Freitag, 9. Januar 2009
Geschichte und Musik
Zeitungszeugen: Wenn wir von dem idiotischen Titel einmal absehen, eine hervorragende Idee. Historische Zeitungen verraten zwar keine Fakten, die man nicht anderswo besser nachlesen könnte, aber durch ihre kunterbunte Zusammenstellung (Schlagzeilen – Lokalteil – Werbung – Wetter – Kleinanzeigen – Reportage) erreichen sie ganz von selbst eine polyperspektivische, unhierarchische Sichtweise, die man sich in der Geisteswissenschaft erst mal erarbeiten musste. Wobei normalerweise nicht immer die Zeit und Motivation da ist, sich derlei Dokumente zu verschaffen (und wer schon einmal in einer Bibliothek den “Völkischen Beobachter” bestellt hat, weiß, dass es da zusätzlich eine gewisse Schwelle zu überschreiten gibt, die am Kiosk wegfällt). Also jekauft dit Ding. Und in der U-Bahn die “Reichsausgabe” der “Deutschen Allgemeinen Zeitung” vom 31. Januar 1933 gelesen, was einem spezielle Blicke einträgt, aber die Bereitschaft, so eine Reihe zu abonnieren, erstmal nicht schmälert. Dann aber die Ummantelung des Ganzen: Eine Katastrophe. Dass man Zeitungen wie “Der Angriff” mit Leitartikel des Herausgebers Dr. Goebbels nicht unkommentiert lassen kann, ist ja klar. Allerdings besteht der Kommentar aus einigen läppischen Seiten, die, wenn nicht “Prof. Dr. Wolfgang Benz” drunterstehen würde, ebensogut aus einem Schulbuch für die 5. Klasse hätten kommen können. Desweiteren haben wir eine Einführung in die Fraktur (was sicher richtig ist), die bei der Transkription eines kurzen Beispieltextes zwei Fehler macht. Wir haben eine Zeitungsauswahl, die (durch die Hereinnahme einer kommunistischen, einer Nazi- und einer Dazwischenzeitung) Ausgewogenheit suggeriert, als Zeitung der Mitte aber die schon erwähnte, sehr rechte “D.A.Z.” nimmt. Wir haben als Extra dieses Poster, das angesichts der thematischen Ausrichtung der Reihe für die nächsten Ausgaben faschistische Plakate erwarten lässt. Muss ich mir die dann alle aufhängen? Wir haben ein Abomodell (Vergünstigungen bei Abschluss bis zum 31. Januar), das haargenau dem Nazi-“Angriff” entnommen ist. Und wir haben einige Thesen zur Geschichtphilosophie, die für die erwünschte Diskussion Böses erahnen lassen:
Ich finde es wichtig, den Menschen die Geschichte des Landes nahe zu bringen und sie lebendig zu halten. Deshalb finde ich das Projekt sehr gut und hoffe, dass es alle Generationen erreicht.

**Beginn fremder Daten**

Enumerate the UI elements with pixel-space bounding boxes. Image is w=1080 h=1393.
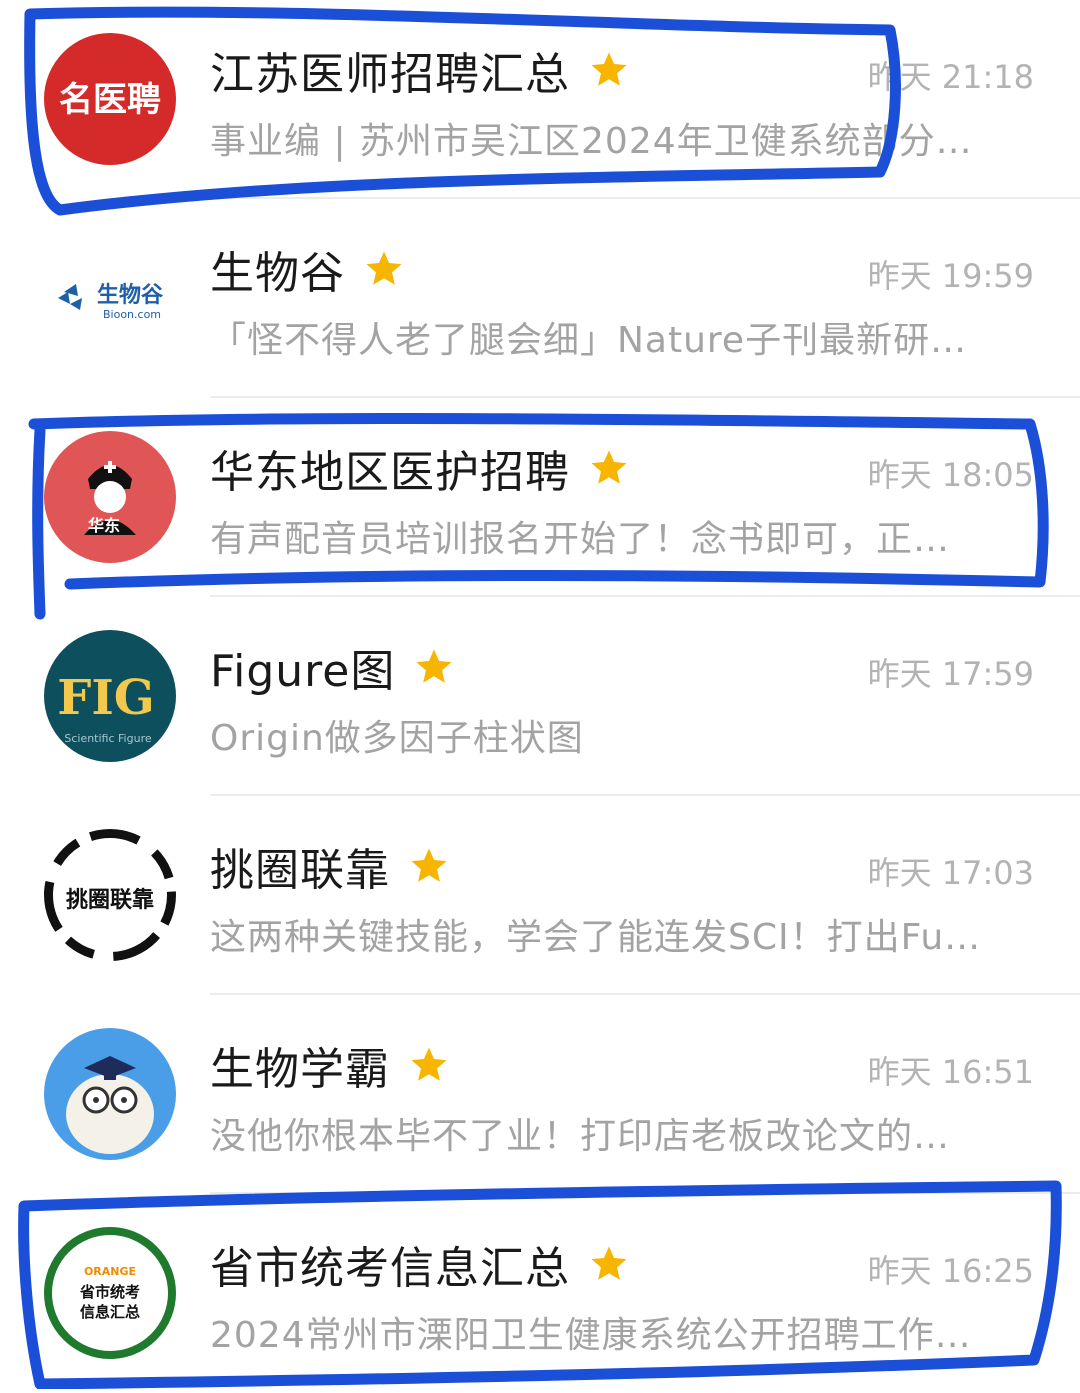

sagt zum Beispiel Michael Stich, der gewohnt kontrovers argumentierende Citoyen erster Güte. Auch der mir persönlich unbekannte Björn Casapietra hat sich so seine Gedanken gemacht:
Geschichte ist wie Musik: Man muss sie erleben können, um sie zu begreifen. Zeitungszeugen macht deutsche Geschichte hautnah nachvollziehbar – ein wertvolles Projekt.
Geschichte ist wie Musik – das gibt dem Zeitungszeugen-Lesen in der U-Bahn, das vielen die iPod-Berieselung ersetzen wird, natürlich eine ganz andere Note.
Ich werde den Schwachsinn wohl leider weiterhin kaufen. Aber die “Zeitungszeugen”, die von durchaus namhaften Historikern unterstützt werden, lassen mich von meiner bisherigen Überzeugung Abstand nehmen, eine wissenschaftlich kommentierte, frei verkäufliche Ausgabe von “Mein Kampf” sei eine gute Sache. Der nächste, nein, nicht Hitler, der nächste Moritz Fürste kommt bestimmt. Und er wird etwas ähnliches sagen, wie es der “Hockey Champion” schon jetzt gesagt hat:
Ich finde, es ist eine innovative und interessante Idee. Gut zu lesen und anschaulich aufbereitet.